What is it with these people, who should know better than anyone that something like they describe a superintelligence to be would not remotely resemble a human being, anthropomorphizing it to such a degree. Like, no, an AI is not going to empathize with your fucking high school experience, you utter clod.

Rationalism is largely just nerd identity politics. They’ve made being nerdy the core of their identity and the lens through which they interpret every political issue.

I think the fact that they compare society to a giant high school is telling (Scott Alexander has done it too). They come across to me as having a chip on their shoulder for not being popular in high school and never having got over it.

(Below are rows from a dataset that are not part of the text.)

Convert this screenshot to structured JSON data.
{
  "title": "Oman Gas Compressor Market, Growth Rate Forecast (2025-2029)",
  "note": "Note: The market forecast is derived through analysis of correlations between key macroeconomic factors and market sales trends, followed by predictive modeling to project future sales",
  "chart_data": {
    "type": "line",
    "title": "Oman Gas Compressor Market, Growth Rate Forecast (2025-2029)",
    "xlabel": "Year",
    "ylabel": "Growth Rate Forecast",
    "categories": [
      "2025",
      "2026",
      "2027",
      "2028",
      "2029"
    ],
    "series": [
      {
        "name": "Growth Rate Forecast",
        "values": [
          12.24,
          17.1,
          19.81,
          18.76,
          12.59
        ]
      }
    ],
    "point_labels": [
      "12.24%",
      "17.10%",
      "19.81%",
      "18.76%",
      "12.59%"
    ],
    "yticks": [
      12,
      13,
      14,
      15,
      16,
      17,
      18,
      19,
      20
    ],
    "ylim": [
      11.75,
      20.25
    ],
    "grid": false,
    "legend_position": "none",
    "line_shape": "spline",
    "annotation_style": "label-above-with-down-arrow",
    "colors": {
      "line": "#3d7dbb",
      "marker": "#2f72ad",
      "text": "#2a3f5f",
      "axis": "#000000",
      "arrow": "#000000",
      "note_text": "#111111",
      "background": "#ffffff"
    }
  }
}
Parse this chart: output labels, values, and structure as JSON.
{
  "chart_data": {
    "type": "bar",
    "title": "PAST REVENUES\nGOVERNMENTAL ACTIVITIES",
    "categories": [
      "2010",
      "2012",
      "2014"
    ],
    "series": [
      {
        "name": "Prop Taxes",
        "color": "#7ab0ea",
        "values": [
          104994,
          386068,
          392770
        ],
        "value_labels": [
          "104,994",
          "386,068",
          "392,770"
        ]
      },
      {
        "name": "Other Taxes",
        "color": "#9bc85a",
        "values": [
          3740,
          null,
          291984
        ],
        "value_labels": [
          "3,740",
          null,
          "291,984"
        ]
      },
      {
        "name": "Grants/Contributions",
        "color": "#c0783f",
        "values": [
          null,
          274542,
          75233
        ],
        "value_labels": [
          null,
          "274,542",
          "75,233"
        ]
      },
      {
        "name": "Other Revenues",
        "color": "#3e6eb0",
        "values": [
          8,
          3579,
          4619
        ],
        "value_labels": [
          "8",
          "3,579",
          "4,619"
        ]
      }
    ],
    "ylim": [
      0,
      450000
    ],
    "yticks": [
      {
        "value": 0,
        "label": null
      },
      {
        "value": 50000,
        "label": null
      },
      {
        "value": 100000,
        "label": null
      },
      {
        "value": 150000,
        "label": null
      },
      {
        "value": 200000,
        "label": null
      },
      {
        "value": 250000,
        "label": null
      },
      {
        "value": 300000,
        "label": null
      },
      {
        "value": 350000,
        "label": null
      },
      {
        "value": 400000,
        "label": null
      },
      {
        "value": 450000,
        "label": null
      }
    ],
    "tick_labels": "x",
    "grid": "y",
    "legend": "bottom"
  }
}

Because they don't want to! The image of the shy boy bullied just for being smart and awkward flatters their egos (they like to think of themselves of nice, and casting themselves as the perpetual victim means that can simply ignore how they victimize others, and their entire self conception is built around being smart) but it also serves their interests. It gives them a card to play that makes them all at once worthy of sympathy, essentially harmless and also smart and no doubt Cassandra like thanks to their intelligence and lack of social grace. But really they are just bullies and cranks.

Some men would literally rather write pages on AI theory than go to therapy.

You're making a big assumption about the efficacy of therapy and whether they've tried it or not.
You're making a big assumption about me making assumptions, bud.

NERD OPPRESSION

How does anyone bring themselves to actually read posts this verbose. Part of me wants to write a long less wrong post extolling the virtues of brevity.